Seth Healey grows quiet; as I’ll learn over the course of our day together, this is something that doesn’t happen very often. There’s a window in his office overlooking the gym; he’s gazing through it, maybe taking stock of the scene, so far from the place we’re talking about—even if, physically, it’s really just a short drive away.

“Not everybody has to worry about the same kind of things Derrick had to worry about back then,” he concludes when he picks up the thread. “It took a toll.”



* * *



WE’RE AT A CHAR-BROILED BURGER STAND half a mile from the gym, seated at an outside table; there are fewer and fewer places like this left in California, but once they were everywhere—fast-food stands before the big players gobbled up all the little ones, relics of an earlier time. Seth has ordered a double patty, no bun, covered in the works and with special sauce; slopped onto translucent wax paper in a plastic basket, it’s a giant, lurid heap of color with steam rising from it. Seth attacks it studiously, without looking up, his lean, wiry frame wholly attending to his task.
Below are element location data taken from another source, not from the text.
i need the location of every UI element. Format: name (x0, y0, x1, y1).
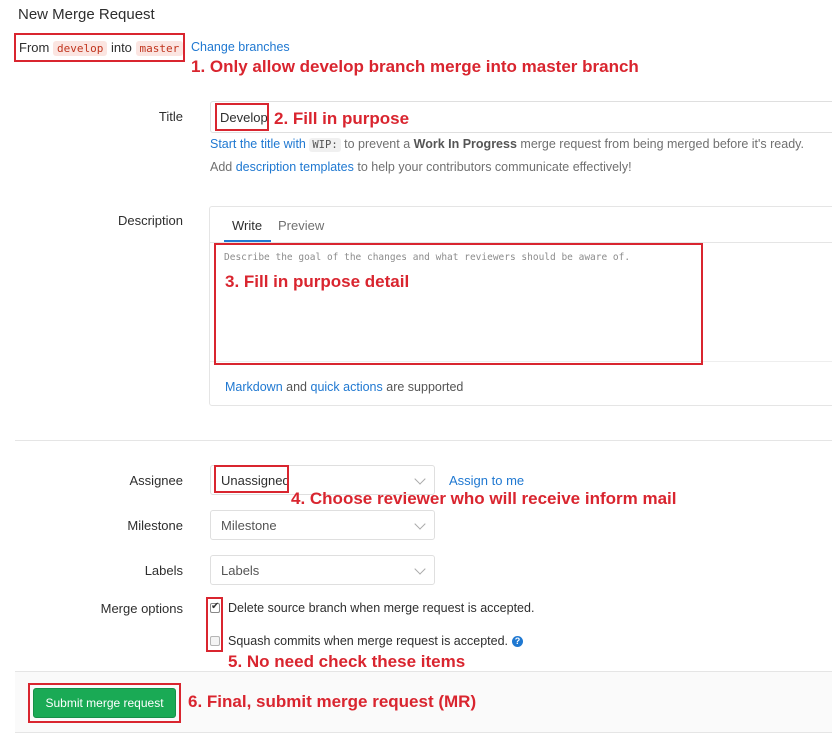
title-help-wip: Start the title with WIP: to prevent a W… (210, 137, 804, 152)
wip-code: WIP: (309, 138, 341, 152)
description-label: Description (117, 213, 183, 228)
wip-help-post: merge request from being merged before i… (520, 137, 804, 151)
annotation-box-3 (214, 243, 703, 365)
change-branches-link[interactable]: Change branches (191, 40, 290, 54)
wip-help-bold: Work In Progress (413, 137, 517, 151)
delete-source-label: Delete source branch when merge request … (228, 601, 535, 615)
labels-label: Labels (144, 563, 183, 578)
wip-help-link[interactable]: Start the title with (210, 137, 306, 151)
section-divider (15, 440, 832, 441)
title-help-templates: Add description templates to help your c… (210, 160, 632, 174)
markdown-hint-and: and (286, 380, 308, 394)
milestone-label: Milestone (127, 518, 183, 533)
squash-commits-label: Squash commits when merge request is acc… (228, 634, 508, 648)
squash-commits-row: Squash commits when merge request is acc… (228, 634, 523, 648)
annotation-1: 1. Only allow develop branch merge into … (191, 57, 639, 76)
annotation-box-4 (214, 465, 289, 493)
markdown-hint: Markdown and quick actions are supported (225, 380, 463, 394)
chevron-down-icon (414, 473, 426, 485)
annotation-2: 2. Fill in purpose (274, 109, 410, 128)
tab-write[interactable]: Write (232, 218, 262, 233)
labels-value: Labels (221, 563, 260, 578)
chevron-down-icon (414, 518, 426, 530)
templates-help-pre: Add (210, 160, 233, 174)
markdown-link[interactable]: Markdown (225, 380, 283, 394)
tab-preview[interactable]: Preview (278, 218, 324, 233)
description-templates-link[interactable]: description templates (236, 160, 354, 174)
milestone-select[interactable]: Milestone (210, 510, 435, 540)
annotation-5: 5. No need check these items (228, 652, 466, 671)
annotation-box-1 (14, 33, 185, 62)
labels-select[interactable]: Labels (210, 555, 435, 585)
submit-merge-request-button[interactable]: Submit merge request (33, 688, 176, 718)
quick-actions-link[interactable]: quick actions (311, 380, 383, 394)
assign-to-me-link[interactable]: Assign to me (449, 473, 524, 488)
question-circle-icon[interactable]: ? (512, 636, 523, 648)
wip-help-mid: to prevent a (344, 137, 411, 151)
annotation-3: 3. Fill in purpose detail (225, 272, 410, 291)
milestone-value: Milestone (221, 518, 277, 533)
title-label: Title (158, 109, 183, 124)
annotation-box-5 (206, 597, 223, 652)
annotation-6: 6. Final, submit merge request (MR) (188, 692, 477, 711)
annotation-box-2 (215, 103, 269, 131)
assignee-label: Assignee (129, 473, 183, 488)
markdown-hint-post: are supported (386, 380, 464, 394)
merge-options-label: Merge options (100, 601, 183, 616)
page-title: New Merge Request (18, 6, 155, 23)
chevron-down-icon (414, 563, 426, 575)
templates-help-post: to help your contributors communicate ef… (357, 160, 632, 174)
annotation-4: 4. Choose reviewer who will receive info… (291, 489, 677, 508)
People are sometimes offended if you make observations about how they eat—most people don’t think about it much, and some would rather not—but I take the chance, and ask him if he’s always this quiet over lunch. “Always,” he says, wiping his mouth with a paper napkin. “If I don’t devote a hundred percent of my attention to something I’m likely to abandon it halfway through. It’s my brain, right? My brain is like that. I can’t focus and I can’t focus and I can’t focus and then suddenly, bam, there’s something I care enough about to really give it my time and energy, and for that period of time, it’s the only thing I care about. Almost the only thing in the world. Meals, conversations, work. It means I have to warn people, don’t try to tell me two things at once, even though, when I’m the one doing the talking, I can keep almost an infinite number of plates spinning. But it looks different from this side, I guess.”

I wonder aloud whether the intensity of his focus feels like a blessing or a burden.

“Well, it’s both,” he says. “When people don’t understand you, they don’t even try, they just write you off. So you have to really sell yourself. That’s something I had to learn. But the internal benefits of being your own man, it’s something I teach at the gym. For example, I have one of the best memories of anybody. Because I’m all over the place when I talk, people assume my memory’s like that, too, but it’s not. Once I take note of a detail”—he taps his temple with his forefinger, twice—“it’s in here forever.”